What they need to do is abandon the idea of just having a biologically dead reflecting pool. You wouldn't get algae if you had plants in there competing for the nutrients! You could totally make this a big koi pond, just make it a little deeper, add some rocks and stuff, fill it with "America's Goldfish", and put some staff aquarium people in charge of maintaining it.
But then it wouldn't reflect the god penis
Maybe Shubunkin or Comet goldfish? I'm not really a Fish Knower, sadly.
They would need to use floating plants and epiphytes exclusively or establish a few inches of substrate across the bottom like a fish tank because the pool is supported from below, so they can't just open it to dirt. It's also only about 18 inches deep at the edges and 30 inches deep at the center. You can actually see the V-shaped trench in images taken from above.
Perhaps one of our fish tank experts could weigh in on what they would do with a 6750000-gallon rimless shallow tank.
Amazing. Reflecting pools have been a thing for millennia. It should be a solved problem but the yanks are too backwards and primitive to make it work.

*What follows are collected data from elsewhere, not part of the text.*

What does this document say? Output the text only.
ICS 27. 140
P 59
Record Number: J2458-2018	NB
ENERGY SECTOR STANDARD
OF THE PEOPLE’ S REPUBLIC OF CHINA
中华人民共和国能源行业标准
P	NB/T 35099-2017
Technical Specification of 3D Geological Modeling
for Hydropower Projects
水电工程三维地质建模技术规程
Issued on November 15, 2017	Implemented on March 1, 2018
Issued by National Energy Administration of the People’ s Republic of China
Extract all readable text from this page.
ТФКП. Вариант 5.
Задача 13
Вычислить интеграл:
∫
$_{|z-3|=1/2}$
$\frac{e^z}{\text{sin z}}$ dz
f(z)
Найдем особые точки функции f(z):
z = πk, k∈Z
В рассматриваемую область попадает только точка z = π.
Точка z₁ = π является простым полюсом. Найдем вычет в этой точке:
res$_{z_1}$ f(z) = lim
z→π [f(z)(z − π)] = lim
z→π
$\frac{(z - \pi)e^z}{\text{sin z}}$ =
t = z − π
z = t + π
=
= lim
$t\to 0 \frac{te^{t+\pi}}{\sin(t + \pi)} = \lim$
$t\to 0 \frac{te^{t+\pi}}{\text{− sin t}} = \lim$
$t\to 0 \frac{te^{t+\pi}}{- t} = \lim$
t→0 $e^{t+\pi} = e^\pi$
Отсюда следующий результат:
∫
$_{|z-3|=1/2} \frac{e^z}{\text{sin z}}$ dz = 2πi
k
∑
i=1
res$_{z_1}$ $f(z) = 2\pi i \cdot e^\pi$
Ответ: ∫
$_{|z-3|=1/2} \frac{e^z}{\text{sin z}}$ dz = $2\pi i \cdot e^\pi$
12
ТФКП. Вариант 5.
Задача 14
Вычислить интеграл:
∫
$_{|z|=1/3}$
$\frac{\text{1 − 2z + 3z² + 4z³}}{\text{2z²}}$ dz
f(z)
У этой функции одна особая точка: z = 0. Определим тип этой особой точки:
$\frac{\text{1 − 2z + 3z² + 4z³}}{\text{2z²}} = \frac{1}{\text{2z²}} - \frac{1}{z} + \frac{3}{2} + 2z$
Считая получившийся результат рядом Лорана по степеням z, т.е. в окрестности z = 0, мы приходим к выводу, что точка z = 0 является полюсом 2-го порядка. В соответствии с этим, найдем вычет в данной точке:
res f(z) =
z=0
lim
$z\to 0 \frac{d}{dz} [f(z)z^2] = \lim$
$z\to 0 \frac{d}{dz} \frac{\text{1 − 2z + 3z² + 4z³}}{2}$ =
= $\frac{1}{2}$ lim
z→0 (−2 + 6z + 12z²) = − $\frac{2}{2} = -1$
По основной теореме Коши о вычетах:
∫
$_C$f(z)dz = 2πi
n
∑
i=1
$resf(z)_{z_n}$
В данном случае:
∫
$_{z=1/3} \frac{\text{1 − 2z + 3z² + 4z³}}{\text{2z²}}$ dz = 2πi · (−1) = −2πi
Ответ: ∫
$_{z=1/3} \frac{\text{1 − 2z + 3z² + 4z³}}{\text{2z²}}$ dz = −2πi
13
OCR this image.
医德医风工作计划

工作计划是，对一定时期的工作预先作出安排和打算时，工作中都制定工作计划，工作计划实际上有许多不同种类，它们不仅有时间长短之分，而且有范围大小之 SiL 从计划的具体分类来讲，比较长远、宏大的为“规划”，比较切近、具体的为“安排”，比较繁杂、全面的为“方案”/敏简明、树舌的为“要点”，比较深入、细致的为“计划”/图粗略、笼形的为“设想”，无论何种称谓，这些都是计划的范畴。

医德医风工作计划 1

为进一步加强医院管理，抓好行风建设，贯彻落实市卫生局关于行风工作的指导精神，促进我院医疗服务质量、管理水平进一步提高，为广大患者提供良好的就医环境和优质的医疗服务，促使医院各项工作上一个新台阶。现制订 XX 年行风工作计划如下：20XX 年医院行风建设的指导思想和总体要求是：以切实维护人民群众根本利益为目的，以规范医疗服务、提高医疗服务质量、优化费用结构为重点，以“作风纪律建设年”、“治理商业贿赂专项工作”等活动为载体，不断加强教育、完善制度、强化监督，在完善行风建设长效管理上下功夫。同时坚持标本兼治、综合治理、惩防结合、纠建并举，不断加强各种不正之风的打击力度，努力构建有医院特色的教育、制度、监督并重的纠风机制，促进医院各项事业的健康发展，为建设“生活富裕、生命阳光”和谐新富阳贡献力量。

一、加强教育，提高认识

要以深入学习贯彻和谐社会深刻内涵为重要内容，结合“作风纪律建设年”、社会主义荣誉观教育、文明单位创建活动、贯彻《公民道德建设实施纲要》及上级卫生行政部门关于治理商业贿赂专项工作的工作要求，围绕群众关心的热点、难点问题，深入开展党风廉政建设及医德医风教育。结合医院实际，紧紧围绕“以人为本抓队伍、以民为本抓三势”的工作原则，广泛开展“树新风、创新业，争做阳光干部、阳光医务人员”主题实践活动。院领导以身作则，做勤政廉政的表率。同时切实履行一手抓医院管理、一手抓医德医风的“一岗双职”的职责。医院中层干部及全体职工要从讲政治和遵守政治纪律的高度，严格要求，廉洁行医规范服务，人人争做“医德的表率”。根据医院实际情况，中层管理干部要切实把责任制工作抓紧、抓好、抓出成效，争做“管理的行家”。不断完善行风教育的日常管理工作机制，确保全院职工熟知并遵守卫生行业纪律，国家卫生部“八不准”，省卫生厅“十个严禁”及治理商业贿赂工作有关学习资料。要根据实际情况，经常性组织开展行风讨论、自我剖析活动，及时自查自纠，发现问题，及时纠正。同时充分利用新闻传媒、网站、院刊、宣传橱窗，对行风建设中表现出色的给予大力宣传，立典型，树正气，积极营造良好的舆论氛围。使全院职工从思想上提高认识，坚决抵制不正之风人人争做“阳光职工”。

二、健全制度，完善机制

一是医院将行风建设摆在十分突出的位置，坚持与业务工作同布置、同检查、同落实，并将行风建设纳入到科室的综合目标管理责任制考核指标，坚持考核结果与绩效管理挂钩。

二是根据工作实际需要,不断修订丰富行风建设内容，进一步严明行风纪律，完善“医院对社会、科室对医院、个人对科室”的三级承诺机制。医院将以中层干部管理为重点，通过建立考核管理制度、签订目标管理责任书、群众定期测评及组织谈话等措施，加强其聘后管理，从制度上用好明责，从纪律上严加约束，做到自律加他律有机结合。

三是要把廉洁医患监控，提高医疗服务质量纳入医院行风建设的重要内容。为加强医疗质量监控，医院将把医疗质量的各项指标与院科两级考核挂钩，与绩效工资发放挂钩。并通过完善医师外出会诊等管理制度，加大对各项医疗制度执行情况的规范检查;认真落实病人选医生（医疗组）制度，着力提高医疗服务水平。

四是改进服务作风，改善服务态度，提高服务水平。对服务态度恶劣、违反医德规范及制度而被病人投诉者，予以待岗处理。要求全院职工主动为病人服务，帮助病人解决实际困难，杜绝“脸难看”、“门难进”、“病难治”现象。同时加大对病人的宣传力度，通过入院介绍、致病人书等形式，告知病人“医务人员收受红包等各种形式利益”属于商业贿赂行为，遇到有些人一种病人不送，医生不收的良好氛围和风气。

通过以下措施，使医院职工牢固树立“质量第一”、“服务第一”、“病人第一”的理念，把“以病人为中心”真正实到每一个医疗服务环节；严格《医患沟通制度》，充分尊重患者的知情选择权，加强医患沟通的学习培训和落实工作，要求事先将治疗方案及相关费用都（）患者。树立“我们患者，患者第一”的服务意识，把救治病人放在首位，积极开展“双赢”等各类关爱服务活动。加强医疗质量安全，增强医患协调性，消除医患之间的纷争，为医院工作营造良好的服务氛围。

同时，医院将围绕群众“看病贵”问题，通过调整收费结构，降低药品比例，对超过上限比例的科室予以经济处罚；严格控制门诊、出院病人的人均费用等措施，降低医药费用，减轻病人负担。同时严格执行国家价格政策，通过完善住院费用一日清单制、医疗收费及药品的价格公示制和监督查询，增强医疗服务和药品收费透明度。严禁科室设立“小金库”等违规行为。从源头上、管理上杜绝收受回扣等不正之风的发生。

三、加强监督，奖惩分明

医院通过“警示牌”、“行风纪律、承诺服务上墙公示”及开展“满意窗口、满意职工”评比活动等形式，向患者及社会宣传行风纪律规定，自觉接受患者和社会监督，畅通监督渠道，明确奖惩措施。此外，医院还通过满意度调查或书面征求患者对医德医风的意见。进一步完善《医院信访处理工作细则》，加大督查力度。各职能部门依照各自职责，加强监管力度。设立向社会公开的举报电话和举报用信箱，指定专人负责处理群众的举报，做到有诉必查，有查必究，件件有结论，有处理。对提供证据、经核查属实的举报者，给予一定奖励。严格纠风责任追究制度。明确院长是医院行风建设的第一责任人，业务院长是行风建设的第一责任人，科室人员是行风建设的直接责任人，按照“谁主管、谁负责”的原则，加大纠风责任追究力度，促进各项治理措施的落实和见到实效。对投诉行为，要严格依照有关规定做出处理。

The problem is that you really just can't build this kind of thing right on the fucking swamp
But Americans love to do what is impossible for good reasons
I've been hostile about caring about this but that was an interesting write up. Thanks
I think the liberal narrative of it being a brand new, solely Trump-caused disaster of vanity is incredibly lame. It's been a rolling nightmare for over a hundred years, and I think that's emblematic of the way that liberals just ignore all of the other problems of the US and blame it on Orange Man.
I had to look that up.
They're also responsible for swimmer's itch!
Honestly, I get this giddy Colin Robinson energy every time Trump touches one of these pieces of DC vanity project infrastructure. The hate I feel for American Civil Religion and the liberals that venerate it is boundless.
Are you sure it was only starting in 2009 that they started adding walking paths? I visited the Lincoln Memorial in the mid-00s and I distinctly remember there being pavement around the reflecting pool.
Photograph from Wikimedia Commons, taken 28 July 2007
There are desire paths visible on both sides where the grass has died due to foot traffic, and visible on the opposite side is the WWII memorial, the Washington Monument, and cars on 17th St. between them which I still think is hilariously tacky and deeply American.
There was concrete only on the Lincoln Monument side that allowed you to walk up to the reflecting pool, which is probably what you're rememberint.